César Vidal

Lázaro en África

Entre las parábolas más llamativas de los Evangelios –es la única en que la que aparecen nombres propios– se encuentra la del hombre rico y el pobre Lázaro. Su texto, debido a un maestro del griego como Lucas, incluye juegos de palabras intraducibles. Por ejemplo, el término para «pobre» suena similar a «escupido» y, ciertamente, en el texto hay mucha saliva. En primer lugar, la del rico que banqueteaba a diario sin pensar en Lázaro y escupiéndolo moralmente y, luego, la de los perros que lamían las llagas del indigente mostrando más compasión que el acaudalado personaje. Por si esta columna la lee alguna víctima de la LOGSE, recordaré que Lázaro murió y fue llevado al seno de Abraham mientras que el ricachón fue trasladado al Hades donde sufría insoportablemente. Hallándose en esa situación, el otrora acomodado ciudadano solicitó de Abraham que Lázaro lo ayudara, pero el patriarca le respondió que entre ambos existía un abismo que ya no se podría cruzar.

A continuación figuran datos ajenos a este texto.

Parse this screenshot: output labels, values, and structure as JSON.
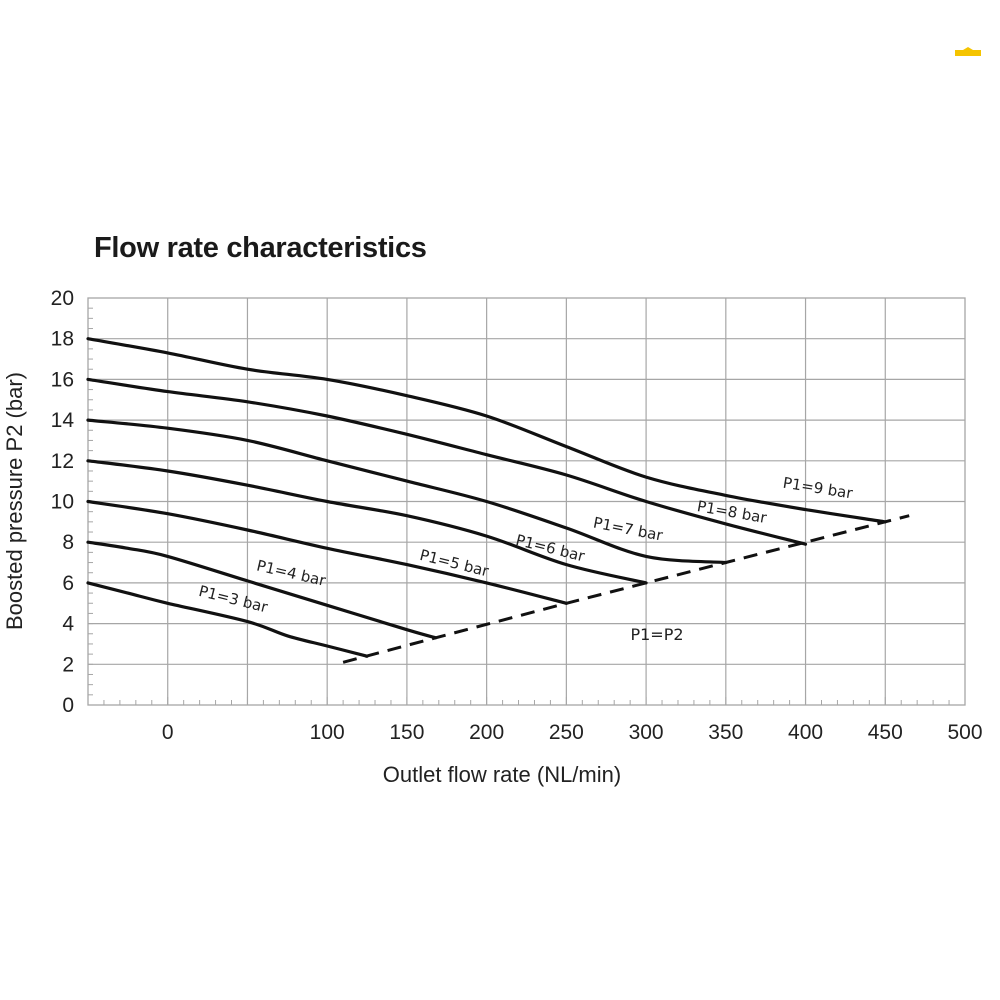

Naturalmente, los partidarios de trazar mapas del más allá alegarán que se trata de un foso existente entre el cielo y el infierno, pero, sinceramente, creo que Jesús no iba por ahí. En realidad, la noticia que se le daba era la de que, a lo largo de su vida, se había ocupado de cavar una zanja inmensa que le salvaguardara de la fetidez, la enfermedad, la indigencia y la desgracia de Lázaro. Debía ser una fosa considerable, como en algunas urbanizaciones de lujo, porque no se percató mucho de que aquel infeliz se consumía miserablemente a su puerta. Ahora, al otro lado, aquella separación, que pudo eliminarse tiempo atrás, se había convertido en infranqueable. Creo que cualquier persona que no tenga una piedra por corazón captará la inmensa actualidad de la parábola, aunque, si no me engaño, son pocos los que están dispuestos a tender una mano al otro lado del abismo. A decir verdad, se enteran de que existe cuando por encima de él vuela imparable el virus del ébola. Quizá sea ahora el momento de que nos tomemos la molestia de mirar hacia esa parte del mundo donde la gente muere por millones en guerras civiles provocadas por imperios de ayer y hoy sin que nadie pronuncie una palabra porque no hay petróleo del que apoderarse y nadie escuchará a los que gritan. Desde luego, aterra pensar que, un día, en la eternidad, nos encontraremos al otro lado de un foso cavado para que Lázaro perezca sin molestarnos en África.